My miter saw broke, and so did the Delta Miter Saw Stand that I’ve been using for almost a year.
For most carpenters, the miter saw is an absolute necessity. It’s a little funny since for the woodworker the table saw would be the most important stationary/bench tool. Now that I’m in the field, it’s the miter saw that sees the most use. Probably 3 to 1 compared to the table saw. (I couldn’t function long without either)
The Delta stand was nice but didn’t hold up to bouncing around in my Rolling Workshop. Neither did my Craftsman miter saw, but that’s a different post.
I replaced my saw and decided to ditch the Delta stand for my own “Shop Made” miter saw stand. Most of the really good crown guys I’ve come across have made their own unique stands to fit their workflow and the type of work they do. Therefore take my design with the idea of using the concept for your own needs rather than making an exact copy.
Getting a different type of miter saw stand like this DeWalt was something I debated for a while. In the end, it was better to make what I wanted/needed than use a commercially available stand. The issue with the manufactured miter saw stands is that they are made as a “one-size-fits-all” product and that just doesn’t work. They’re are too many different miter saws and a huge variance in how they are used. Therefore making your own is the way I thing most people should go.
The stands for table saws are different in that they just hold the saw in position. The table saw itself is all the work surface you need, other than a simple out-feed table. Miter saw stands are asked to do a lot more.

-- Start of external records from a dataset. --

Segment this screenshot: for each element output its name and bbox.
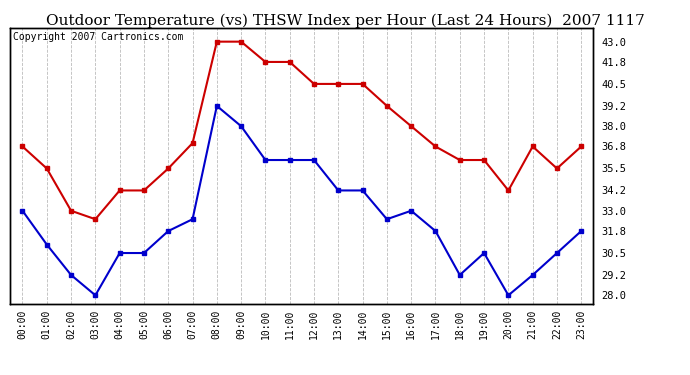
Text: Outdoor Temperature (vs) THSW Index per Hour (Last 24 Hours)  2007 1117: Outdoor Temperature (vs) THSW Index per … — [46, 13, 644, 27]
Text: Copyright 2007 Cartronics.com: Copyright 2007 Cartronics.com — [13, 32, 184, 42]
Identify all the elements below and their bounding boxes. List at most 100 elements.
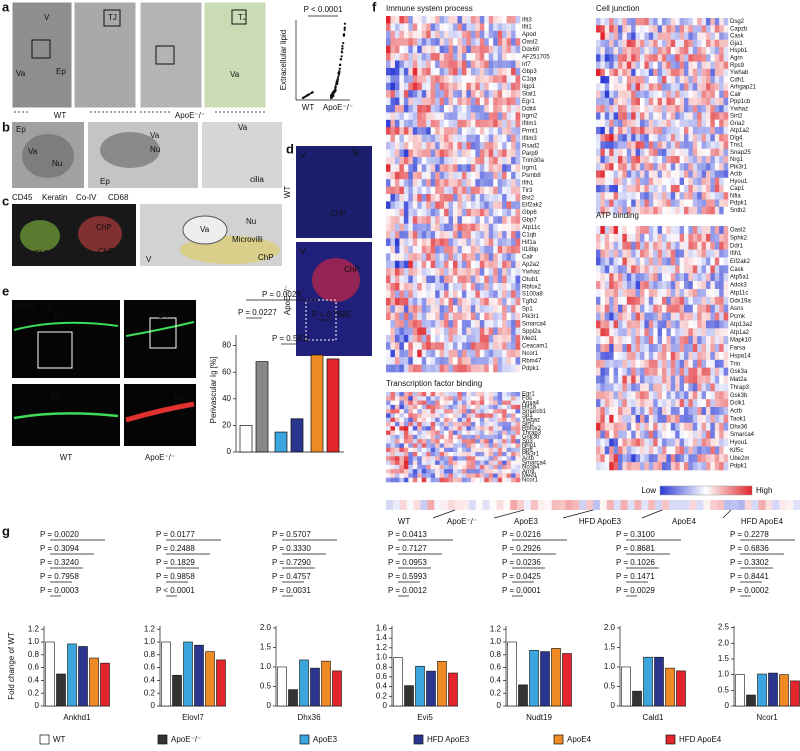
heatmap-cell — [417, 245, 423, 254]
heatmap-cell — [648, 83, 654, 91]
heatmap-cell — [435, 456, 440, 461]
heatmap-cell — [421, 404, 427, 410]
heatmap-cell — [710, 454, 716, 463]
heatmap-cell — [723, 462, 729, 471]
heatmap-cell — [408, 119, 414, 128]
heatmap-cell — [596, 148, 601, 157]
heatmap-cell — [448, 142, 454, 150]
gene-label: Ddx19a — [730, 298, 751, 304]
heatmap-cell — [444, 171, 449, 180]
heatmap-cell — [666, 367, 672, 376]
heatmap-cell — [497, 127, 503, 135]
heatmap-cell — [662, 61, 667, 70]
heatmap-cell — [613, 105, 619, 113]
heatmap-cell — [635, 399, 641, 408]
heatmap-cell — [635, 328, 641, 337]
heatmap-cell — [412, 413, 418, 419]
heatmap-cell — [426, 364, 431, 373]
heatmap-cell — [604, 446, 610, 455]
heatmap-cell — [506, 67, 512, 76]
heatmap-cell — [502, 216, 507, 224]
heatmap-cell — [701, 367, 707, 376]
heatmap-cell — [408, 105, 414, 113]
heatmap-cell — [609, 320, 614, 329]
heatmap-cell — [662, 257, 667, 266]
heatmap-cell — [640, 328, 645, 337]
gene-label: Pcmk — [730, 314, 746, 320]
heatmap-cell — [618, 288, 623, 298]
heatmap-cell — [390, 364, 396, 373]
heatmap-cell — [622, 76, 628, 84]
image-label: V — [146, 255, 152, 264]
dot — [343, 28, 346, 32]
heatmap-cell — [435, 216, 440, 224]
heatmap-cell — [493, 364, 498, 373]
heatmap-cell — [430, 327, 436, 336]
heatmap-cell — [399, 443, 405, 449]
heatmap-cell — [640, 18, 645, 26]
heatmap-cell — [511, 473, 516, 479]
heatmap-cell — [408, 400, 414, 406]
heatmap-cell — [692, 47, 698, 55]
heatmap-cell — [386, 38, 391, 46]
heatmap-cell — [403, 404, 409, 410]
heatmap-cell — [502, 231, 507, 239]
heatmap-cell — [653, 192, 658, 200]
heatmap-cell — [502, 208, 507, 217]
heatmap-cell — [622, 438, 628, 447]
heatmap-cell — [640, 312, 645, 321]
heatmap-cell — [697, 351, 702, 361]
heatmap-cell — [511, 334, 516, 343]
heatmap-cell — [390, 464, 396, 470]
heatmap-cell — [635, 414, 641, 424]
heatmap-cell — [453, 105, 458, 113]
heatmap-cell — [475, 460, 481, 466]
heatmap-cell — [390, 75, 396, 84]
annotation: P = 0.0029 — [262, 290, 301, 299]
heatmap-cell — [493, 119, 498, 128]
heatmap-cell — [497, 60, 503, 69]
heatmap-cell — [662, 170, 667, 179]
group-strip-cell — [586, 500, 594, 510]
heatmap-cell — [412, 297, 418, 306]
heatmap-cell — [609, 90, 614, 99]
heatmap-cell — [412, 245, 418, 254]
heatmap-cell — [421, 194, 427, 202]
heatmap-cell — [497, 23, 503, 32]
heatmap-cell — [706, 206, 711, 215]
heatmap-cell — [679, 134, 685, 142]
heatmap-cell — [426, 426, 431, 431]
heatmap-cell — [430, 23, 436, 32]
heatmap-cell — [457, 283, 463, 291]
heatmap-cell — [684, 170, 689, 179]
bar — [321, 660, 331, 707]
group-strip-cell — [434, 500, 442, 510]
heatmap-cell — [631, 328, 636, 337]
heatmap-cell — [497, 364, 503, 373]
heatmap-title: ATP binding — [596, 211, 639, 220]
heatmap-cell — [596, 430, 601, 439]
heatmap-cell — [453, 422, 458, 427]
heatmap-cell — [457, 16, 463, 24]
heatmap-cell — [635, 430, 641, 439]
heatmap-cell — [706, 336, 711, 345]
annotation: P = 0.3302 — [730, 558, 769, 567]
heatmap-cell — [448, 179, 454, 187]
heatmap-cell — [714, 68, 720, 77]
heatmap-cell — [657, 32, 663, 41]
heatmap-cell — [457, 119, 463, 128]
bar — [768, 672, 778, 707]
heatmap-cell — [622, 351, 628, 361]
heatmap-cell — [604, 344, 610, 353]
heatmap-cell — [622, 141, 628, 149]
heatmap-cell — [631, 312, 636, 321]
group-label: ApoE4 — [672, 517, 697, 526]
heatmap-cell — [394, 443, 400, 449]
heatmap-cell — [488, 164, 494, 173]
heatmap-cell — [426, 439, 431, 444]
heatmap-cell — [618, 90, 623, 99]
heatmap-cell — [461, 469, 467, 474]
heatmap-cell — [484, 477, 490, 483]
heatmap-cell — [697, 76, 702, 84]
heatmap-cell — [635, 199, 641, 208]
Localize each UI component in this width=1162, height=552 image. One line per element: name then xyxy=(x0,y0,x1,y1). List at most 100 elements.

My stand had to do several things.
- The first was to break down into a compact package that stored easily in my trailer. The Delta Stand took up A LOT of space. I wanted the stand to break in to 3 pieces: The base, and two extension wings. (I mounted a piece of plywood to the saw itself, so four if you want to be picky)
- The second thing was that I wanted at least 4ft on each side of the blade to hold material. I also wanted a large surface that I could lay a 2×12 on without it falling or tipping. Each wing is 4ft long and this gives me almost five feet of support on each side of the blade. That is plenty for my work.
- The third thing is that I wanted the stand to be made from on sheet of 3/4″ plywood. Home depot carries some nice Radita Pine 6-ply plywood that I really like for cabinets, jigs, and just about everything. It’s $30.00 a sheet in my area.
I didn’t really have a design in mind when I made the stand, just a concept. The stand definitely needs some improvements, but as far as the idea goes I think it is solid. I’m going to keep refining and tweaking it. One there I may show you how to build this design. But for now I’m just sharing my “proof-of-concept” for you to use for inspiration for your own.